The Maharaja of Jaipur was easy to identify… the long brocaded coat, white leggings, ornamented headdress. He carried himself like the sportsman he was — chest thrust out, legs planted firmly on the ground, strong calves — taking up more physical space than his companions, including two nawabs, their Muslim headdresses and elaborately jeweled coats rivaling the maharaja’s.

Such preferences extend to hairstyles, luxuries, reading matter, and schooling. Closer to Joshi’s story, the two teenagers whose marriage she hopes to arrange are the most spoiled products of wealth and social position you can imagine. The chase for money and prestige runs through these pages and twists Lakshmi’s life.

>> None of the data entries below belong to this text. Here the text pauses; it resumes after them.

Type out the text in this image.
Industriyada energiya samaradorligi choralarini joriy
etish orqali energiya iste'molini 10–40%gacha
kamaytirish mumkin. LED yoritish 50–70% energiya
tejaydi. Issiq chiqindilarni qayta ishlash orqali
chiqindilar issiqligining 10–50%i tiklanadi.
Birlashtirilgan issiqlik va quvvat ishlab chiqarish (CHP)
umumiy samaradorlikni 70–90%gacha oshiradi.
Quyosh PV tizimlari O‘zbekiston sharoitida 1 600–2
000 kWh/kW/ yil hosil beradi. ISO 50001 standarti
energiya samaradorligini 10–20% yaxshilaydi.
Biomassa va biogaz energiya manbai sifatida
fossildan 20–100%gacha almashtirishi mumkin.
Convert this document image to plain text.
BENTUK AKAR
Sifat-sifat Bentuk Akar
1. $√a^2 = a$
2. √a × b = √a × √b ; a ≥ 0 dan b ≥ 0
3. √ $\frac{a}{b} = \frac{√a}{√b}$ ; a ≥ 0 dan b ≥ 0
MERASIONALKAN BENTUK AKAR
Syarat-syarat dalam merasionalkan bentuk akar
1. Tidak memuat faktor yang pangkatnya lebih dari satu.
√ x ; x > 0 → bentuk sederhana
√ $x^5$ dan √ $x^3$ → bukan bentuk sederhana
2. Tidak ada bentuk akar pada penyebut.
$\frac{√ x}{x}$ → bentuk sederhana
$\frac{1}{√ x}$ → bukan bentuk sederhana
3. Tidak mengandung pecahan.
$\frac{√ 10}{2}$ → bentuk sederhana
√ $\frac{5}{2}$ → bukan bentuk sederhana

I wish, however, that Lakshmi didn’t beat herself up quite so often, especially to apologize for what she didn’t do. I believe her powerful urge for self-blame, but if repeated too much, I begin to wonder whether a character showing such masochistic impulses could have achieved what she’s been credited with. Or is the author trying to burnish her protagonist’s image as a person of conscience? To me, she’d be more believable, therefore more appealing, with slightly less earnestness. But that said, The Henna Artist is a fine novel, well worth your time.

Disclaimer: I obtained my reading copy of this book from bookshop.org, an online retailer that splits its receipts with independent bookstores.